Sibel Horada: Suyun Şekillendirdiği – Alman Karargahı
Sanatçı eserinde Marmara ve Karadeniz kıyılarındaki kumsallardan ve mağaralardan kurtarılan strafor parçalarını kullanıyor. Straforların üretildikleri ve atıldıkları an arasındaki yolculuğu boyut, renk ve yoğunluklarında gizlenmiş ipuçlarıyla bağdaştıran Horada aslında eskimiş canlılıkları selamlayarak hem Amerikalı filozof Donna Haraway’in “belayla yaşamak adlı fenomenini uyguluyor hem de bir atık ekonomisi oluşturuyor. Renk ve şekillerinden üretim kökenleri anlaşılan her bir parça yüzeylerindeki izlerden de geçirdiği serüvenleri ele veriyor. Eser, ekstra sanatsal olarak tabir edilen dış etkenlerin straforun geçirdiği süreçlere olan yansımasını postmodernist bir edayla ziyaretçilere aktarıyor.
Rakhi Peswani: Ayrılıklar ve Yeniden Birliktelikler – Aşk, Emek, Kayıp
Heykel serisi şeklinde hazırlanan Ayrılıklar ve Yeniden Birliktelikler, farklı kültür ve alanlara ait form ve imgeleri yeniden boyutlandırıyor. Eski ve modern tarımdan denizciliğe, mimari unsurlardan dokuma ve el oymacılığına kadar farklı disiplinleri içeren bu seri, karşı koyamadığımız arzu ve eğilimlerimiz yardımıyla aktarılmak istenen ana fikri somutlaştırıyor. Küçük formların yumuşak heykelsi oluşumları bir dile veya sözlü iletişim aracına gerek duymadan aradan geçen zamanı ve bu zamanın birikimlerini bir ana sığdırıyor. El yapımı eserlerin teşvik ettiği dokunsal yollara dayanan bu deneyim iletişim şeklimize ve duyularımıza yeniden yön veriyor.
Doğukan Çiğdem: Natura (Kişisel Sergisi)
Sergilerinde dünyaya ve yaşama dair konuları mizahi ve plastik bir dille işleyen sanatçı, Natura sergisinde insanın varoluş hikayelerinin işlendiği mit ve efsanelerden modern anlatılara varan uzun bir yolculuğa çıkıyor.
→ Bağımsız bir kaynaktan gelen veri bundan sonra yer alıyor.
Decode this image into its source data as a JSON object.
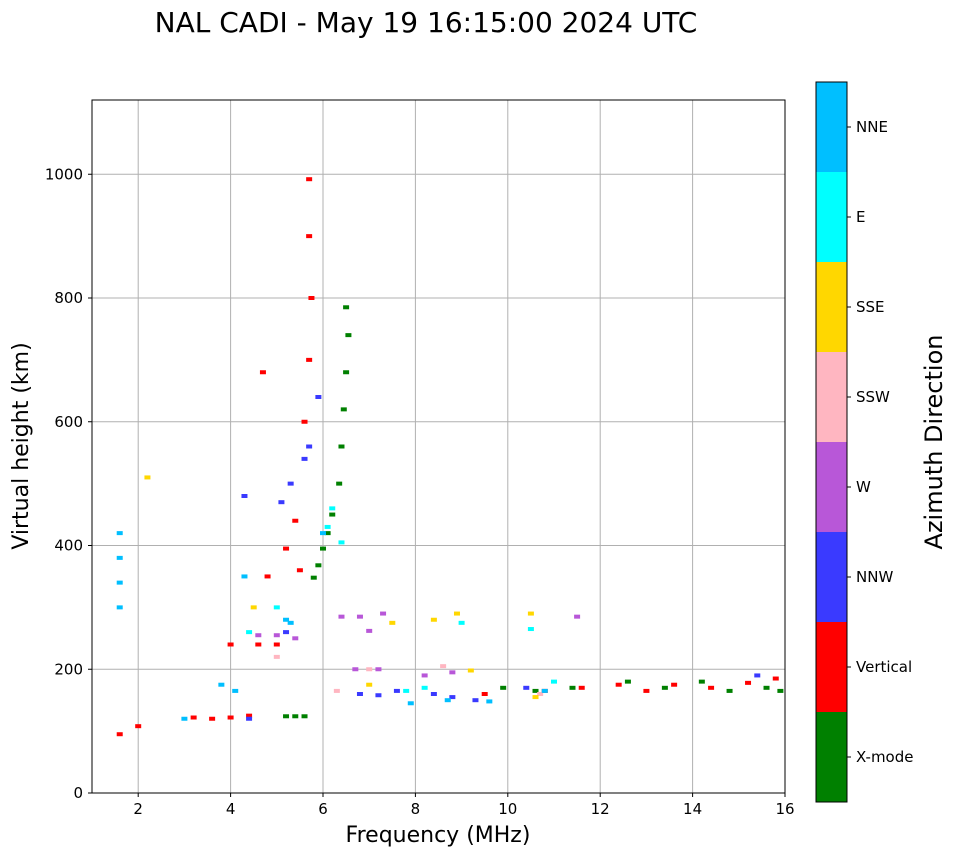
{
  "chart_data": {
    "type": "scatter",
    "title": "NAL CADI - May 19 16:15:00 2024 UTC",
    "xlabel": "Frequency (MHz)",
    "ylabel": "Virtual height (km)",
    "xlim": [
      1,
      16
    ],
    "ylim": [
      0,
      1120
    ],
    "xticks": [
      2,
      4,
      6,
      8,
      10,
      12,
      14,
      16
    ],
    "yticks": [
      0,
      200,
      400,
      600,
      800,
      1000
    ],
    "grid": true,
    "colorbar": {
      "label": "Azimuth Direction",
      "categories": [
        {
          "name": "X-mode",
          "color": "#008000"
        },
        {
          "name": "Vertical",
          "color": "#ff0000"
        },
        {
          "name": "NNW",
          "color": "#3a3aff"
        },
        {
          "name": "W",
          "color": "#b857d8"
        },
        {
          "name": "SSW",
          "color": "#ffb6c1"
        },
        {
          "name": "SSE",
          "color": "#ffd700"
        },
        {
          "name": "E",
          "color": "#00ffff"
        },
        {
          "name": "NNE",
          "color": "#00bfff"
        }
      ]
    },
    "series": [
      {
        "name": "X-mode",
        "points": [
          [
            5.2,
            124
          ],
          [
            5.4,
            124
          ],
          [
            5.6,
            124
          ],
          [
            5.8,
            348
          ],
          [
            5.9,
            368
          ],
          [
            6.0,
            395
          ],
          [
            6.1,
            420
          ],
          [
            6.2,
            450
          ],
          [
            6.35,
            500
          ],
          [
            6.4,
            560
          ],
          [
            6.45,
            620
          ],
          [
            6.5,
            680
          ],
          [
            6.55,
            740
          ],
          [
            6.5,
            785
          ],
          [
            9.9,
            170
          ],
          [
            10.6,
            165
          ],
          [
            11.4,
            170
          ],
          [
            12.6,
            180
          ],
          [
            13.4,
            170
          ],
          [
            14.2,
            180
          ],
          [
            14.8,
            165
          ],
          [
            15.6,
            170
          ],
          [
            15.9,
            165
          ]
        ]
      },
      {
        "name": "Vertical",
        "points": [
          [
            1.6,
            95
          ],
          [
            2.0,
            108
          ],
          [
            3.2,
            122
          ],
          [
            3.6,
            120
          ],
          [
            4.0,
            122
          ],
          [
            4.4,
            125
          ],
          [
            4.0,
            240
          ],
          [
            4.6,
            240
          ],
          [
            5.0,
            240
          ],
          [
            4.8,
            350
          ],
          [
            5.2,
            395
          ],
          [
            5.4,
            440
          ],
          [
            5.6,
            600
          ],
          [
            5.7,
            700
          ],
          [
            5.75,
            800
          ],
          [
            5.7,
            992
          ],
          [
            5.7,
            900
          ],
          [
            4.7,
            680
          ],
          [
            5.5,
            360
          ],
          [
            9.5,
            160
          ],
          [
            10.8,
            165
          ],
          [
            11.6,
            170
          ],
          [
            12.4,
            175
          ],
          [
            13.0,
            165
          ],
          [
            13.6,
            175
          ],
          [
            14.4,
            170
          ],
          [
            15.2,
            178
          ],
          [
            15.8,
            185
          ]
        ]
      },
      {
        "name": "NNW",
        "points": [
          [
            4.3,
            480
          ],
          [
            5.1,
            470
          ],
          [
            5.3,
            500
          ],
          [
            5.6,
            540
          ],
          [
            5.7,
            560
          ],
          [
            5.9,
            640
          ],
          [
            6.8,
            160
          ],
          [
            7.2,
            158
          ],
          [
            7.6,
            165
          ],
          [
            8.4,
            160
          ],
          [
            8.8,
            155
          ],
          [
            9.3,
            150
          ],
          [
            10.4,
            170
          ],
          [
            5.2,
            260
          ],
          [
            4.4,
            120
          ],
          [
            15.4,
            190
          ]
        ]
      },
      {
        "name": "W",
        "points": [
          [
            4.6,
            255
          ],
          [
            5.0,
            255
          ],
          [
            5.4,
            250
          ],
          [
            6.4,
            285
          ],
          [
            6.8,
            285
          ],
          [
            7.0,
            262
          ],
          [
            7.3,
            290
          ],
          [
            6.7,
            200
          ],
          [
            7.2,
            200
          ],
          [
            8.2,
            190
          ],
          [
            8.8,
            195
          ],
          [
            11.5,
            285
          ]
        ]
      },
      {
        "name": "SSW",
        "points": [
          [
            5.0,
            220
          ],
          [
            6.3,
            165
          ],
          [
            7.0,
            200
          ],
          [
            8.6,
            205
          ],
          [
            10.7,
            160
          ]
        ]
      },
      {
        "name": "SSE",
        "points": [
          [
            2.2,
            510
          ],
          [
            4.5,
            300
          ],
          [
            7.5,
            275
          ],
          [
            8.4,
            280
          ],
          [
            8.9,
            290
          ],
          [
            10.5,
            290
          ],
          [
            9.2,
            198
          ],
          [
            7.0,
            175
          ],
          [
            10.6,
            155
          ]
        ]
      },
      {
        "name": "E",
        "points": [
          [
            4.4,
            260
          ],
          [
            5.0,
            300
          ],
          [
            6.1,
            430
          ],
          [
            6.2,
            460
          ],
          [
            6.4,
            405
          ],
          [
            7.8,
            165
          ],
          [
            8.2,
            170
          ],
          [
            9.0,
            275
          ],
          [
            10.5,
            265
          ],
          [
            11.0,
            180
          ]
        ]
      },
      {
        "name": "NNE",
        "points": [
          [
            1.6,
            300
          ],
          [
            1.6,
            340
          ],
          [
            1.6,
            380
          ],
          [
            1.6,
            420
          ],
          [
            3.8,
            175
          ],
          [
            4.1,
            165
          ],
          [
            4.3,
            350
          ],
          [
            5.2,
            280
          ],
          [
            5.3,
            275
          ],
          [
            6.0,
            420
          ],
          [
            7.9,
            145
          ],
          [
            8.7,
            150
          ],
          [
            9.6,
            148
          ],
          [
            10.8,
            165
          ],
          [
            3.0,
            120
          ]
        ]
      }
    ]
  }
}
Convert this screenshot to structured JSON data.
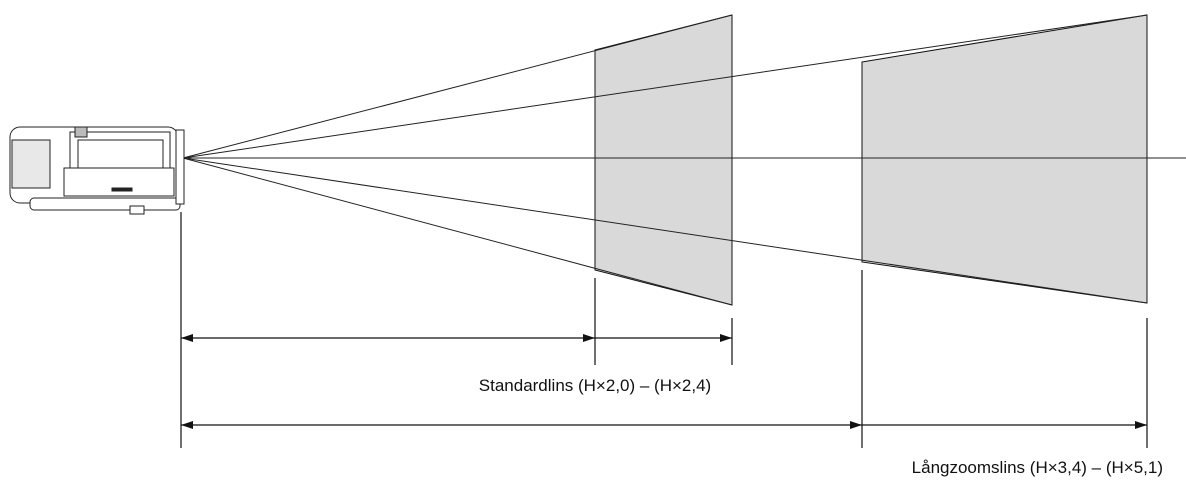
{
  "labels": {
    "standard_lens": "Standardlins (H×2,0) – (H×2,4)",
    "long_zoom_lens": "Långzoomslins (H×3,4) – (H×5,1)"
  }
}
Bu yolculukta gözden kaçan boşluklara, üzerinde gerektiği kadar düşünülmemiş etkenlere çocuksu bir edayla yaklaşırken güncel yaşamdaki antropolojik sorulara dikkat çekiyor. Arkeolojik alanlarda yaptığı araştırmalardan yola çıkarak farklı efsane ve inanışların modern aklı etkileyiş biçimini irdelerken eserlerinde bu efsanelere göndermelerde bulunuyor. Göz ve el gibi figürleri ön planda tutarak insanın yaratma ve görme özelliklerine çokça değinerek tarihin epik ifadelerine çocuksu imgelere dönüştürüyor.